We explore the foreign economic policy activities of Arthur I. Bloomfield, a prominent economist of the Federal Reserve Bank of New York in the 1940s and the 1950s. During the cold war, Bloomfield headed several missions to South East Asia, assisting local authorities in shaping new foreign exchange regimes and banking institutions. Bloomfield's most successful mission concerned the constitution of a new central bank in South Korea, established in June 1950.
In line with the Fed's new strategy established by Robert Triffin, head of the Latin American section, Bloomfield moved away from the dogmatic style of Edwin Kemmerer that dominated U.S. overseas missions in the first half of the twentieth century; “Southern” economies, in fact, rather than benefiting from Kemmerer's policies, had been increasingly hit by cyclical instability. According to Triffin and Bloomfield, U.S. overseas missions should loosen constraints on the activity of economic institutions and policy authorities, in order to increase their effectiveness as guarantors of financial stability and promoters of national development.
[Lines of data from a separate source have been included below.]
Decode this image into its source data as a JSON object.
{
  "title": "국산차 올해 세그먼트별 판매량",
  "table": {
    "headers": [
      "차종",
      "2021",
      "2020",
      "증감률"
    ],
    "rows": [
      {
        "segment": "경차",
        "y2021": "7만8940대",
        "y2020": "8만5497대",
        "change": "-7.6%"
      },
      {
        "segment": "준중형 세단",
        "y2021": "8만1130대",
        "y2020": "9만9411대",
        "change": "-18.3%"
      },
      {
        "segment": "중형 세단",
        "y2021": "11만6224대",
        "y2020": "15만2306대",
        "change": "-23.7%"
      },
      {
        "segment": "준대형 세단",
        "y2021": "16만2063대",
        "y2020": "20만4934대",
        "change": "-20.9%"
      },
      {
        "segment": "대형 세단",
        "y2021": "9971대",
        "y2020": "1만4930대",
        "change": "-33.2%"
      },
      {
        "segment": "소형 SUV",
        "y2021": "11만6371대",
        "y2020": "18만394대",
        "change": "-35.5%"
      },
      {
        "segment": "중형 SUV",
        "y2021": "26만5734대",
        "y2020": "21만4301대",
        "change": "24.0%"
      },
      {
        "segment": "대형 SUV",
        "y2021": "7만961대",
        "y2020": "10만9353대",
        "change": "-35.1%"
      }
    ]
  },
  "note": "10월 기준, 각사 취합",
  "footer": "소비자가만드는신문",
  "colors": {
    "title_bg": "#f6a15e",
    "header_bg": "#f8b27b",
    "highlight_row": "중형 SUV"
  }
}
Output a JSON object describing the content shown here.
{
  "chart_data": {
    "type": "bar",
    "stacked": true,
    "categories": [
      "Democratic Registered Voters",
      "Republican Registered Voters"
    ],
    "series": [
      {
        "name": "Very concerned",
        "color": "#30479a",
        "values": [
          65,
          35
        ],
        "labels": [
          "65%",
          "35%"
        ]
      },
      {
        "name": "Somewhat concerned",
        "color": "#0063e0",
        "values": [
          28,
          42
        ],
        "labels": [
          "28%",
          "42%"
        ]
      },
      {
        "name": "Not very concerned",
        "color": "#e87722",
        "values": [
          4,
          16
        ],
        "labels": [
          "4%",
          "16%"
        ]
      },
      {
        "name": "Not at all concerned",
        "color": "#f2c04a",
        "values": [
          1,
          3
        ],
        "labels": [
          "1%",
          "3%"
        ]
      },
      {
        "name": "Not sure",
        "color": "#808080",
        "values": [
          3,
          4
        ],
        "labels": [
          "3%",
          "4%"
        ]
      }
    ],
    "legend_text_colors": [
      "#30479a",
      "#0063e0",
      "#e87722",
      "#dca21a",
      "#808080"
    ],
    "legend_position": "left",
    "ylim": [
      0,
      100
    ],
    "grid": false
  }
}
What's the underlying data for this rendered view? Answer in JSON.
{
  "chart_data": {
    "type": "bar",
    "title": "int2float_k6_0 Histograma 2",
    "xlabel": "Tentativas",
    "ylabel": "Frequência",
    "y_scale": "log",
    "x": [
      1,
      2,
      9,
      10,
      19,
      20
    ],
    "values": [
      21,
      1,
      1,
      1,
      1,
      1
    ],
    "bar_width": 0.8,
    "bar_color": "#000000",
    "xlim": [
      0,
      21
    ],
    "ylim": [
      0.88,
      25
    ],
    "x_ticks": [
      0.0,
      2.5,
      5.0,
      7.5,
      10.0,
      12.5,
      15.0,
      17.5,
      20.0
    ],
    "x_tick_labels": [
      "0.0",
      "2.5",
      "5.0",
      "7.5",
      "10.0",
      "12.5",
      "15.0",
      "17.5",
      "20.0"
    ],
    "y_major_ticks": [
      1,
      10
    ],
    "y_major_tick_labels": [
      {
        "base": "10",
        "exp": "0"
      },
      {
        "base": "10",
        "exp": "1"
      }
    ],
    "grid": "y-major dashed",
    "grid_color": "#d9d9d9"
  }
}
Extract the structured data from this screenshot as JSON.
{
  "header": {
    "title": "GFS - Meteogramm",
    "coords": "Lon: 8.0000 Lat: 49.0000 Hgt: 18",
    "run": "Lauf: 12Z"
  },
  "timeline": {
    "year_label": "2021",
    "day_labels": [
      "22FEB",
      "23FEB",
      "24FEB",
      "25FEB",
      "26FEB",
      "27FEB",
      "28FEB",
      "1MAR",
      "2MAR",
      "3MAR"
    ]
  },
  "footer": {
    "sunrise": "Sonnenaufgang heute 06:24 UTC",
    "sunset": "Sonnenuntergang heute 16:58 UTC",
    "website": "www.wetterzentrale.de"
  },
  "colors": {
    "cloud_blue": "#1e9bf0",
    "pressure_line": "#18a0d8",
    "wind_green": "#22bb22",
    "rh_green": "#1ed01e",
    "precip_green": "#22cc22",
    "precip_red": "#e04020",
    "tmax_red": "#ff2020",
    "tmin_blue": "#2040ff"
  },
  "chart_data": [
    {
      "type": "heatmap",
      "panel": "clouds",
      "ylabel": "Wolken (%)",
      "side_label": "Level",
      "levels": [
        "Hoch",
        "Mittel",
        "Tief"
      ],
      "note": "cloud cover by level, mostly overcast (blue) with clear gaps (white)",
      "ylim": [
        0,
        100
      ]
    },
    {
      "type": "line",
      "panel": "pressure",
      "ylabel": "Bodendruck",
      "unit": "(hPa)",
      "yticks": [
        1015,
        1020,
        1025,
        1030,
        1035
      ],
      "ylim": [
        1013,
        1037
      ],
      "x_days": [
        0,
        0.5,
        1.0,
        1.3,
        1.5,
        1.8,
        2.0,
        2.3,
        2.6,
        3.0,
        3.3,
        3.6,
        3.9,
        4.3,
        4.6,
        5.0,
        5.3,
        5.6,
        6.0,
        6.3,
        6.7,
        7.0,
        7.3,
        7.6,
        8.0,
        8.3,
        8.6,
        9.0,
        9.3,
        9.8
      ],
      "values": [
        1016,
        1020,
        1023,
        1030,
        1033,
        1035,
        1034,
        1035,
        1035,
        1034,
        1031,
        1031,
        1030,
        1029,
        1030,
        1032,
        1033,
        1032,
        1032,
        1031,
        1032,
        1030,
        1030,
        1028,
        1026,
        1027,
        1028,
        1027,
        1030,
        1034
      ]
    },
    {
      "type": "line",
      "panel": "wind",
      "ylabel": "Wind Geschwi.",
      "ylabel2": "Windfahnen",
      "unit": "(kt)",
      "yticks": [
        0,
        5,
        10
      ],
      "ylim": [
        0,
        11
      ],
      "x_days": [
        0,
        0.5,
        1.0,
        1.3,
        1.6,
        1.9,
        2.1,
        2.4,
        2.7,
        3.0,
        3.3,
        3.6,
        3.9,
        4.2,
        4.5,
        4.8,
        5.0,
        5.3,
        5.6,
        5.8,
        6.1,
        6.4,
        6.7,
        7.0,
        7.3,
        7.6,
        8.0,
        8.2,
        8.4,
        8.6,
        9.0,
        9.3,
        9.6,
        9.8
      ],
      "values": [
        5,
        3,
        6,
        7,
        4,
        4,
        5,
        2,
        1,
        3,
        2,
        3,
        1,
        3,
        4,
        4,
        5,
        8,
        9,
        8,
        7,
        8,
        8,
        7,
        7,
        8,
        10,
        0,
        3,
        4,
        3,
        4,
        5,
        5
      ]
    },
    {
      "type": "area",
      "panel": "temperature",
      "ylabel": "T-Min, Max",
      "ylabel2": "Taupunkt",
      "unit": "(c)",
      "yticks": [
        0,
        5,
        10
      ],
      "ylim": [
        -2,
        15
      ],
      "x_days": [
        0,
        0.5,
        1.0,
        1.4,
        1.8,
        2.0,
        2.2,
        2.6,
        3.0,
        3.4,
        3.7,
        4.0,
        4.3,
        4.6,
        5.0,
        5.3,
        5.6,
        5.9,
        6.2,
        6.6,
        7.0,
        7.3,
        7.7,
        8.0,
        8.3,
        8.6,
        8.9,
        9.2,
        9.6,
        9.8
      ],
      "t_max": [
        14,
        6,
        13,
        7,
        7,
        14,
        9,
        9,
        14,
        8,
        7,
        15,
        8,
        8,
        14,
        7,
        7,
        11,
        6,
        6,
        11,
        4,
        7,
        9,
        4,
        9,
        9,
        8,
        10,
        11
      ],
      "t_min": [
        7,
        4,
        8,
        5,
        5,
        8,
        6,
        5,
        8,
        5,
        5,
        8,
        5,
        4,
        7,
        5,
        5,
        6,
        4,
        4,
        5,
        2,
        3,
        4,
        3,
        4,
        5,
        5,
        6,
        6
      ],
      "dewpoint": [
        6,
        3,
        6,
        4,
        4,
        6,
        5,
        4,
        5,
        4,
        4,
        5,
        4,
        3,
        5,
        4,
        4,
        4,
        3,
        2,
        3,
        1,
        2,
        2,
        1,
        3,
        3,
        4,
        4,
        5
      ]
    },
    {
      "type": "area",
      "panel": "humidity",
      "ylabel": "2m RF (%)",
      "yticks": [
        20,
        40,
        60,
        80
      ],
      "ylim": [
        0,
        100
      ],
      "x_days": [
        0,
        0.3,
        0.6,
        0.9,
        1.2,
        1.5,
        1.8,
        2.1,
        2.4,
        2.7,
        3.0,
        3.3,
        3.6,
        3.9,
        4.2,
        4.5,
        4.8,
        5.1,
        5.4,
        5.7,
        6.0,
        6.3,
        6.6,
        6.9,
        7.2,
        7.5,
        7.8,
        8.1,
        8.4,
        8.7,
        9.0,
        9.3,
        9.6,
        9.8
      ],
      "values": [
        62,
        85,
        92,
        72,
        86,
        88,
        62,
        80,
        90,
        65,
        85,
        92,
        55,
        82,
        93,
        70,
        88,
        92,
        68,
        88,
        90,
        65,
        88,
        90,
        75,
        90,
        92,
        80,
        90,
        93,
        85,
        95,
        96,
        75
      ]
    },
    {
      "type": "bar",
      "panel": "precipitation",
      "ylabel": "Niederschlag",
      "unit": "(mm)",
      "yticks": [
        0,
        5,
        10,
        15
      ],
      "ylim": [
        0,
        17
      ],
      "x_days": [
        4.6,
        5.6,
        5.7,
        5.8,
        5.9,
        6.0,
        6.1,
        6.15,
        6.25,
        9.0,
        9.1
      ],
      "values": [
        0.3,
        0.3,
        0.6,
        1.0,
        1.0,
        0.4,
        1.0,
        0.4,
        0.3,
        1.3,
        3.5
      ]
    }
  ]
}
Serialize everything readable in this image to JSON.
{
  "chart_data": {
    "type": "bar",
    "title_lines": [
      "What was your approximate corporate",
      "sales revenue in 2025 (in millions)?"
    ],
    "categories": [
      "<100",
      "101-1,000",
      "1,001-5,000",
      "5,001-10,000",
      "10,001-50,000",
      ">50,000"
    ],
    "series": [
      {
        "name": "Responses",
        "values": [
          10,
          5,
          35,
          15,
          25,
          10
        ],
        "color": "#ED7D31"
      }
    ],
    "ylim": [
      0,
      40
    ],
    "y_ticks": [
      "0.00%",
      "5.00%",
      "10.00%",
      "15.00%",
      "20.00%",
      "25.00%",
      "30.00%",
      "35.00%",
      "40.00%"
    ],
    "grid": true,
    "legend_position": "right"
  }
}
We examine this episode in the light of the U.S. postwar foreign economic relations and the concept of “embedded liberalism.” The Bloomfield missions to South Korea show with great clarity the principal features of the Fed's new foreign strategy and the need to examine the actual advisory activity of Fed economists during the 1940s: they were at the intersection between domestic and international political and economic systems. Ultimately, they played a major role in forging the actual foreign policy of the United States.